这名女子武功显然比这二十余名士兵武功要高出很多,转眼间已经有五名士兵倒在地上,就在这时后方的士兵趁她不备已经绕到了她的后方形成包围之势,女子将枪头指向地面猛地一戳,整个人借着力量跳了起来猛地要给前方士兵一脚,并欲借此瓦解掉包围之势,这一脚向前之力动作迅猛,比她的枪法还要快上些许,前方士兵眼见这一脚就要踢中面门,避无可避,但也就在这个时候这女子忽然摔在地上。
原来她支在后方的枪被另一名士兵打偏,这一脚全凭支在地上的枪为支点,这支点一失,自然会摔倒,刚刚着地,四名士兵的刀也随之砍下,眼看这把刀在这名女子的瞳孔中越来越近,生命即将要宣告结束,突然一块好大的石块飞过来砸中一名砍下的士兵,士兵应石“啊”了一声向前扑到,另几名士兵连忙收刀怕伤到这名同伴,就在这时女子从这四名士兵乱成一片的圈中跑了出来。
只见圈外一名身穿淡黄色衣服手持双剑的女子闯了进来又把白衣女子拉到旁边大喊道:“你怎么回事!我刚买完干粮回来找你发现你人不见了,还好我及时赶过来要不然你的命都没了!”白衣女子道:“这些家伙仗势欺人,你管不管?”黄衣女子气道:“我都出手了还有办法不管吗?这帮家伙是什么来头?”白衣女子想了一会道:“好像说是什么刘知远的儿子。
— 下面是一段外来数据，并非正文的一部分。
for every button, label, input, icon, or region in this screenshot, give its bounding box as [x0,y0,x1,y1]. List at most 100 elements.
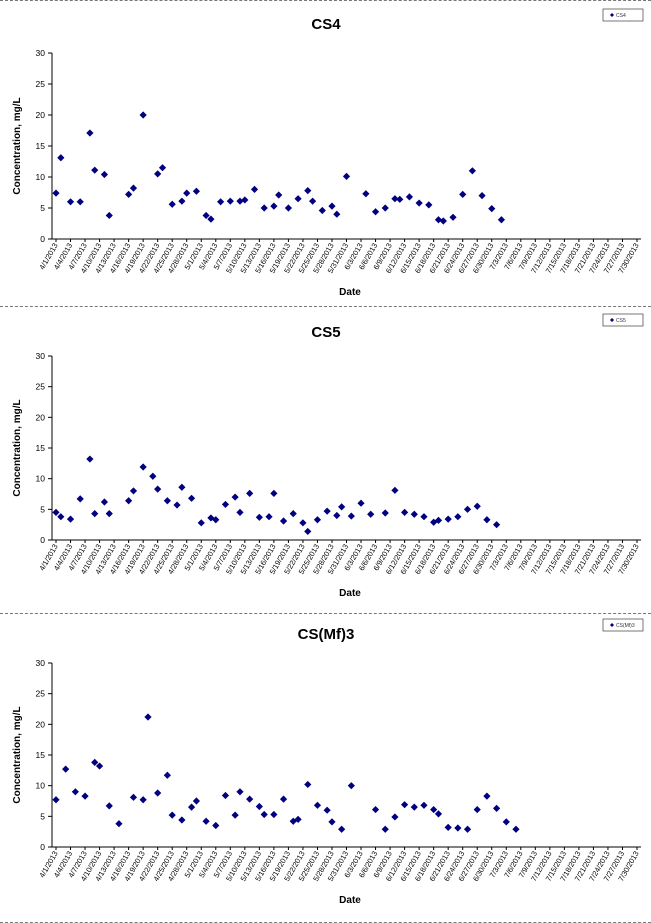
chart-svg: CS4 CS40510152025304/1/20134/4/20134/7/20… [12,8,644,298]
data-point [444,823,452,831]
data-point [473,502,481,510]
data-point [250,185,259,193]
y-tick-label: 20 [36,110,46,120]
data-point [323,507,331,515]
y-tick-label: 30 [36,48,46,58]
legend-marker [610,318,614,322]
data-point [488,205,496,213]
data-point [231,811,239,819]
data-point [173,501,181,509]
data-point [187,803,196,811]
data-point [289,817,297,825]
data-point [81,792,89,800]
data-point [57,154,65,162]
legend-marker [610,13,614,17]
data-point [168,811,176,819]
data-point [497,216,506,224]
data-point [149,472,157,480]
data-point [401,801,409,809]
data-point [139,111,147,119]
data-point [275,191,283,199]
data-point [163,771,171,779]
data-point [362,190,370,198]
y-tick-label: 15 [36,141,46,151]
data-point [512,825,520,833]
data-point [202,211,210,220]
y-tick-label: 0 [40,842,45,852]
y-tick-label: 20 [36,412,46,422]
data-point [279,795,288,803]
data-point [309,197,317,205]
data-point [328,202,336,210]
data-point [139,463,147,471]
y-tick-label: 10 [36,781,46,791]
y-axis-title: Concentration, mg/L [12,97,23,194]
data-point [459,190,467,198]
data-point [473,805,481,814]
data-point [468,167,476,175]
data-point [396,195,404,203]
data-point [57,513,65,521]
data-point [207,215,215,223]
data-point [338,503,346,511]
data-point [52,189,60,197]
y-tick-label: 10 [36,172,46,182]
chart-axes [51,663,641,848]
data-point [144,713,152,721]
data-point [410,510,418,518]
data-point [255,513,263,521]
data-point [434,216,443,224]
data-point [425,201,433,209]
chart-legend: CS(Mf)3 [602,618,644,632]
y-tick-label: 30 [36,351,46,361]
chart-legend: CS5 [602,313,644,327]
legend-entry: CS4 [616,13,626,19]
data-point [260,810,268,819]
y-tick-label: 20 [36,719,46,729]
data-point [129,793,138,801]
data-point [71,788,79,796]
data-point [323,806,331,814]
data-point [192,797,201,805]
data-point [420,513,428,521]
chart-title: CS4 [311,16,341,33]
data-point [129,487,138,495]
data-point [381,825,389,833]
data-point [105,510,113,518]
data-point [357,499,365,507]
data-point [139,796,147,804]
data-point [371,805,380,814]
data-point [270,202,278,210]
data-point [221,791,230,800]
data-point [279,517,288,525]
data-point [217,198,225,206]
data-point [463,825,472,833]
data-point [154,485,162,493]
data-point [178,483,186,491]
data-point [502,818,510,826]
data-point [202,817,210,825]
data-point [212,516,220,524]
data-point [255,802,263,811]
data-point [91,510,99,518]
y-tick-label: 5 [40,203,45,213]
data-point [410,803,418,811]
data-point [212,821,220,830]
data-point [449,213,457,221]
y-tick-label: 25 [36,382,46,392]
data-point [304,780,312,789]
legend-entry: CS(Mf)3 [616,623,635,629]
data-point [313,516,322,524]
data-point [52,796,60,804]
data-point [439,217,447,225]
data-point [289,510,297,518]
chart-title: CS5 [311,324,340,341]
data-point [226,197,234,205]
data-point [154,170,162,178]
y-tick-label: 10 [36,474,46,484]
data-point [105,802,113,810]
chart-panel-cs5: CS5 CS5 0 5 10 15 20 25 30 4/1/2013 4/4/2013 4/7/20… [0,307,651,614]
data-point [299,519,307,527]
data-point [129,184,138,192]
”黄衣女子一愣:“什么?算了被你害死了!打!”
原本白衣女子一人对战二十余人因有后顾之忧,故不能全力施展,现在两人互相为对方作后盾自然要比适才更有优势“主要打他们的腿,莫要伤及性命”白衣女子突然喊到,黄衣女子听到后没好气道:“要你说吗?本来帮你这一把以后最多就是不在河东做生意了,现在我要是再杀人,我可不想被全天下追杀!”
顷刻间,这二十余名士兵能站起来的已经不到十人,虽说只剩下不到十人,但是二人已经气喘吁吁,而这几人却仍是体力充沛,兼且在旁还有个一直得意地观战的刘承训,他是刘知远的儿子,武功就算不济,也得到过刘知远的真传,刘知远的刀法不论是现在的石晋,还是契丹,亦或是南国,只怕没有人会不知道刘知远的刀法,如果刘承训出手绝对会让她们大吃苦头,再者,她二人不能杀人,而这些士兵则处处想要她们的性命,这种情况下就算刘承训不叫援兵,她二人亦是犹如俎上鱼肉,更何况在这河东刘知远的地界,这种情况下虽说黄衣女子满嘴是被白衣女子害死的话语,却仍未撇下她逃走,已足见其义气。
没过多久,白衣女子枪法逐渐慢了下来,但在其反复变化枪法下仍是勉强保住上风,黄衣女子原本比她晚些参战,也没有摔那一下,本应比她的体力更充沛些,可眼下看来她的体力尚不如白衣女子,其中原因是黄衣女子全凭其灵巧身法游走伤人,这样体力消耗的自然比白衣女子快得多。白衣女子举枪要扫中两名士兵的小腿,突然全身一震,她的银枪被另一把尖刀挡住,震得浑身一颤,抬头一看,刘承训不屑地冲她笑了一声道:“呵,姑娘刚刚的气势哪去了?”
刘承训终于出手了。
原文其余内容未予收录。